For the past three weeks I've been fully immersed in Pilates. I even had a dream about it. Mostly it was a video montage of all the Pilates I've been doing, in my studio here, in my studio in Seattle, at the Community Center, at Community College, in Martha's apartment, etc.
I started teaching my first class last week at the Community Center. The first hour was intensely horrifying for me. A bunch of people were at the wrong room (no fault of their own), and so we started late, and I was nervous and sweaty, and so I blabbed on about Pilates and we really hardly got through the exercises. No one wa listening to me, or understanding what I was saying, and there were a couple of people who didn't want to curl their head up because of their necks, and I was like "What am I doing wrong?! Why is this impossible?" When the hour was over, everyone seemed pretty happy and even a few people came up to me to talk about private things. It was like they didn't even notice how terrible I was!
Talking to my teachers about the experience, they all said their first class was horrible too, and that it takes a while to find your voice. My second class went much better (there were only four people, but also one toddler and one baby). It is still difficult, and yesterday I totally forgot to teach the Roll-up. The whole class felt strange to me because I knew I had left something out, but couldn't remember what.
This week I start my observation hours at the studio. I get to watch the other teacher teach. Our focus this week is . . . FEET! Observation is nice because I get to just watch and take notes. It's interesting to see which clients want to talk, and which ones keep quiet. Talking doesn't necessarily mean losing focus, but it also is a good way for a client to avoid too much exercise.
School up in Seattle has been really great so far. I love the teachers and my colleagues come from very interesting backgrounds. Plus I get to spend time with Katie and Alice. Next time I go up I'm going to try to see some other people too. But after six hours of Pilates I get kind of tired and just want to eat dinner and sit by the fire.
The wedding was great! I think I might publish my sermon on the mount, but I'm so tired right now! We have no concrete plans for our ten minutes in NYC, but hope to see the majority of friends. Chris' sister is so sweet and cute and we're in a comfy room in Park Slope.
I'll write some more when I get a chance.
I'm sitting in the Family Room in Madison. There is a lovely group of people outside but I am taking a break from the Mosquitoes!
Amanda is talking to Wylie, her lover, and I'm just trying to keep my cool. Tomorrow I marry the lovely couple, and I'm only a teeny bit nervous.
So, we're going to a wedding! Lindsay's wedding! I even wrote out a first draft of the ceremony. I've got my ducks in a row, now it's time to put them in a suitcase.
French Bingo tonight was a no-show. Just me and Emily, the manager, talking bout break ups. I had a sandwich, and refused payment. I did not do a thing, why should I get paid?
I will be back the 17th, so I guess we'll chat then!

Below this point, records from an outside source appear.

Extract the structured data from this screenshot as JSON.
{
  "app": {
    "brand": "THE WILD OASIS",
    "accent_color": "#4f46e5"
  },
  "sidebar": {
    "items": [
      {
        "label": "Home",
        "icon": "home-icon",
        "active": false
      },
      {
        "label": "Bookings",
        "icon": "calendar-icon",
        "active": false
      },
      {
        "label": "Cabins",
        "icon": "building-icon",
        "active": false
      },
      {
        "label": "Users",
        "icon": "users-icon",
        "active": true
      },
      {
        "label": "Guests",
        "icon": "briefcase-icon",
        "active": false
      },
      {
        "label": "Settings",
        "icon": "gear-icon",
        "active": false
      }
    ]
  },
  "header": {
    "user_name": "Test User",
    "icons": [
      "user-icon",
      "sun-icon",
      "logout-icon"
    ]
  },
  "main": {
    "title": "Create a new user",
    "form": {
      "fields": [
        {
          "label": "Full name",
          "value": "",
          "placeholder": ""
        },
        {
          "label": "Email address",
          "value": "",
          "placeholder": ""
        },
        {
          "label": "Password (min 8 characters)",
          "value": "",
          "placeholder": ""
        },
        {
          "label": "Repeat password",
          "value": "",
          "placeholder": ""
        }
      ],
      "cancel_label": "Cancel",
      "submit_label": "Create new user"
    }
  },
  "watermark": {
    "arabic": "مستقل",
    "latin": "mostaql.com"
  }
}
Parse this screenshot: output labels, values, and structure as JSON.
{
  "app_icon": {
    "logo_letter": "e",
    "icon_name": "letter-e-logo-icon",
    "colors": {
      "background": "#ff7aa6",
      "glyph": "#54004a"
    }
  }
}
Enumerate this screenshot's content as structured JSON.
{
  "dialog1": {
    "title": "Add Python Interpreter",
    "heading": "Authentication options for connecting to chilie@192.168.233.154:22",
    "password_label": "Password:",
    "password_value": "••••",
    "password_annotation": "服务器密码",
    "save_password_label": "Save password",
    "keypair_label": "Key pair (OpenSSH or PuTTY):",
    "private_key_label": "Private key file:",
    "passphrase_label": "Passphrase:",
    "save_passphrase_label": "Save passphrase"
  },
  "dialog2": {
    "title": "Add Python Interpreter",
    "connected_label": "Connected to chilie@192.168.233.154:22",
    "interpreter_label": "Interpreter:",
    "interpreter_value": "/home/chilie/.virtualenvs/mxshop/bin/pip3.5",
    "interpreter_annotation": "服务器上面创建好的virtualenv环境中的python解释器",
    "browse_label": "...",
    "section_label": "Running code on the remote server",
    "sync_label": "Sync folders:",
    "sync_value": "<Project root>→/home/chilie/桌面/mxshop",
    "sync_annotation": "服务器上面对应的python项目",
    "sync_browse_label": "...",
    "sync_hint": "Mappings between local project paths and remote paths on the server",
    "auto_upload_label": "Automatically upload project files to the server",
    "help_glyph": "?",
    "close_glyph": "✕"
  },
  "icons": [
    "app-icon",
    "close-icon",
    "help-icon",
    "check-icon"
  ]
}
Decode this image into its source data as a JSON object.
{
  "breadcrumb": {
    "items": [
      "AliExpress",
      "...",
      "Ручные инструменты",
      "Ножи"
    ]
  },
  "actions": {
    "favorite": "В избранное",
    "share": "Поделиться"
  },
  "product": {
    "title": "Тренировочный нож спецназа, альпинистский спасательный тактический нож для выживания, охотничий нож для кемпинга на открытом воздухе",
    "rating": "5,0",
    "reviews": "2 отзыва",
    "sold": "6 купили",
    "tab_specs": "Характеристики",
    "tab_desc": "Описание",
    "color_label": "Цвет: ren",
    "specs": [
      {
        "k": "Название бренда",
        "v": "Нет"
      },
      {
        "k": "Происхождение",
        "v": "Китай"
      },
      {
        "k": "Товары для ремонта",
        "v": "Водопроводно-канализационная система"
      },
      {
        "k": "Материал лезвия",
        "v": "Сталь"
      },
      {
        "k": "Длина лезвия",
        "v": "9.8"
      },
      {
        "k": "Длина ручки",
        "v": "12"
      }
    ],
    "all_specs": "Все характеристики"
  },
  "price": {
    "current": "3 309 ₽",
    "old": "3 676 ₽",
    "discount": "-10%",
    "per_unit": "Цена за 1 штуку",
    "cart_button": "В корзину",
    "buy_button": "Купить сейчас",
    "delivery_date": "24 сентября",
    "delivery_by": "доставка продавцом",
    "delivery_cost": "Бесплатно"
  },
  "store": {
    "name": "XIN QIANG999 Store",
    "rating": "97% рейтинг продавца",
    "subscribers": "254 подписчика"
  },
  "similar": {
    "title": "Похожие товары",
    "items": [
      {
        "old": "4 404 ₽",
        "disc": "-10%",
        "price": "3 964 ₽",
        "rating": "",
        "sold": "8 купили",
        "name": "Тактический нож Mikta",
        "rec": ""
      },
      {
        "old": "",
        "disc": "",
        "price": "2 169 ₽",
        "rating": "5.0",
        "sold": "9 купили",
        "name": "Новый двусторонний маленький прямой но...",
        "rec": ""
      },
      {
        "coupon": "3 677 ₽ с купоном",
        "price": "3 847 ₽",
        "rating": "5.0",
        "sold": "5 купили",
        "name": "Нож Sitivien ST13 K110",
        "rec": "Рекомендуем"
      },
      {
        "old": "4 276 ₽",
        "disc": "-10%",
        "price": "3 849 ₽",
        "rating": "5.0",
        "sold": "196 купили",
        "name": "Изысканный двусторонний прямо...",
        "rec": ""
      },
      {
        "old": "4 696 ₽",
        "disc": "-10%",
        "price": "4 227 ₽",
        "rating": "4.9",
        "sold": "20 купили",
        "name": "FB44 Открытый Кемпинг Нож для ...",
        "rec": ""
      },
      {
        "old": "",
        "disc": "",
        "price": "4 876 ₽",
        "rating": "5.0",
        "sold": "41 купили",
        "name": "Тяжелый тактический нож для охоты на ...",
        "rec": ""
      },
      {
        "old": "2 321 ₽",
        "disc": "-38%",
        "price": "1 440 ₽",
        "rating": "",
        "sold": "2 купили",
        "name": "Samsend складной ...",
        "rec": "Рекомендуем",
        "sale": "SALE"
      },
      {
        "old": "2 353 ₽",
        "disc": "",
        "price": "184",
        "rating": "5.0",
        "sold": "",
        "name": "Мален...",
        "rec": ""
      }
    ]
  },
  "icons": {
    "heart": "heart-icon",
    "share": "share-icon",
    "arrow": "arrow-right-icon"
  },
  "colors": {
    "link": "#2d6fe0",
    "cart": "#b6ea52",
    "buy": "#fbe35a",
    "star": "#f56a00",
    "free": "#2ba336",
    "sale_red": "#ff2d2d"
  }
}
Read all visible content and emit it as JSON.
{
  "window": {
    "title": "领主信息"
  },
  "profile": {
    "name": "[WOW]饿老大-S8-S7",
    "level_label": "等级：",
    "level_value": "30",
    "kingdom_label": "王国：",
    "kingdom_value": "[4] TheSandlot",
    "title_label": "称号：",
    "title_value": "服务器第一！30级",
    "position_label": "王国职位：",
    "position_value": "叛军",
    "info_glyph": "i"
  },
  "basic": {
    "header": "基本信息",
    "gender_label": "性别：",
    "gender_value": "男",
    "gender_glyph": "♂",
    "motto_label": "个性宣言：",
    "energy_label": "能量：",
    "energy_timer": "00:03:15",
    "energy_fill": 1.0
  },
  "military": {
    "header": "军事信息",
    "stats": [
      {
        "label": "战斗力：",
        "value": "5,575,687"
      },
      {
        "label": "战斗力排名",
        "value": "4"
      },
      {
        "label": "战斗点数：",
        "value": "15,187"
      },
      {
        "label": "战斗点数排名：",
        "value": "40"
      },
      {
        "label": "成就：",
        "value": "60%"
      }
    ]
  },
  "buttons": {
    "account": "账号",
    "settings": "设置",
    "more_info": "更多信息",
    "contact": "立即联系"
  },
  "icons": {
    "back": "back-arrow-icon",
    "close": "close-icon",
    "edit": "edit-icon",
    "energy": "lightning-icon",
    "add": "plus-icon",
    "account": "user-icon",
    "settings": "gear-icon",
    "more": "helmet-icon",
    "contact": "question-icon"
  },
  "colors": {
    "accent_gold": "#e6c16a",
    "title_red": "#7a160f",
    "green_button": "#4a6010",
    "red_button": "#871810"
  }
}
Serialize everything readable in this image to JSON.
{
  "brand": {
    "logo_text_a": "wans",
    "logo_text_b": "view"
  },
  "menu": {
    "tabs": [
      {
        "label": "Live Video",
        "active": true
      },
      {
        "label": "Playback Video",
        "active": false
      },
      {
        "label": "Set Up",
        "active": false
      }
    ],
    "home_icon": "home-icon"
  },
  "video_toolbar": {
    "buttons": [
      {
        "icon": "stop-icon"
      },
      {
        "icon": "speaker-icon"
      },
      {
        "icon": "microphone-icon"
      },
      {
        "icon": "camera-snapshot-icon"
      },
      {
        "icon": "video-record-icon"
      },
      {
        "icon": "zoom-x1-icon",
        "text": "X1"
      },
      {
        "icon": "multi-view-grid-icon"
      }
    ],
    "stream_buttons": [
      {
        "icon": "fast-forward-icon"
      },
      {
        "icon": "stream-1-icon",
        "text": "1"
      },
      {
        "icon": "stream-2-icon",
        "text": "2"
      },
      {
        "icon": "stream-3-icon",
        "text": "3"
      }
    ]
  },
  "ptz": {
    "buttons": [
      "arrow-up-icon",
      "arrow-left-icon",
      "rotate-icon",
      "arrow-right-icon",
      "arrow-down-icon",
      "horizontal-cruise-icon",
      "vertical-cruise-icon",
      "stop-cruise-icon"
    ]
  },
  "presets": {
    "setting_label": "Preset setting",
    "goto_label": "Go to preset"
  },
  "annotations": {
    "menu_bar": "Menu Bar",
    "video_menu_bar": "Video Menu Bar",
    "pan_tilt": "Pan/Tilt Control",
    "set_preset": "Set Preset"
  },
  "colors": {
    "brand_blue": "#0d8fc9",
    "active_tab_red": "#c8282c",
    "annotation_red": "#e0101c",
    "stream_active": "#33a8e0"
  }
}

For those of you who do not use an rss reader, this should come as no surprise: I have re-prettied my blog! It's a fast and dirty fix, with no side bar or anything, but who looks at side bars anymore? Go ahead, ch-ch-ch-check it out, if you dare!
I guess that no news is usually good news, but in my case it's more a matter of finding the time to write. And it's not a matter of time so much as desire, since often I'd rather do anything else but write in my blog. It's become sort of a bane, sort of a blister that I keep playing with. But I have some good news, some exciting news, some updates.
I got my first job in my newly chosen career path! I'm going to teach Pilates at a community center near my house. Also, I found a program, a teacher training program in Seattle, and I'm going to do it! Which means that if you live in Seattle I would love to be your house guest every once in a while! About once a month? Hope that's cool!
I still have to write Lindsay's wedding ceremony. It is a very intimidating task, I must say.
It's been raining here, finally, for the first time this summer, and poor Charlie deserves a trip to the river.
I am so tired right now. We didn't get dinner on the table until 11:30 last night. Anyway, I have a Spanish test in an hour on the past tense and I don't know it and I'm in a grumpy mood. I just want to go to sleep! GRAR!
All of our houseguests have been great but I'm just plain worn out. On the schedule tonight: warm bath, book, early to bed!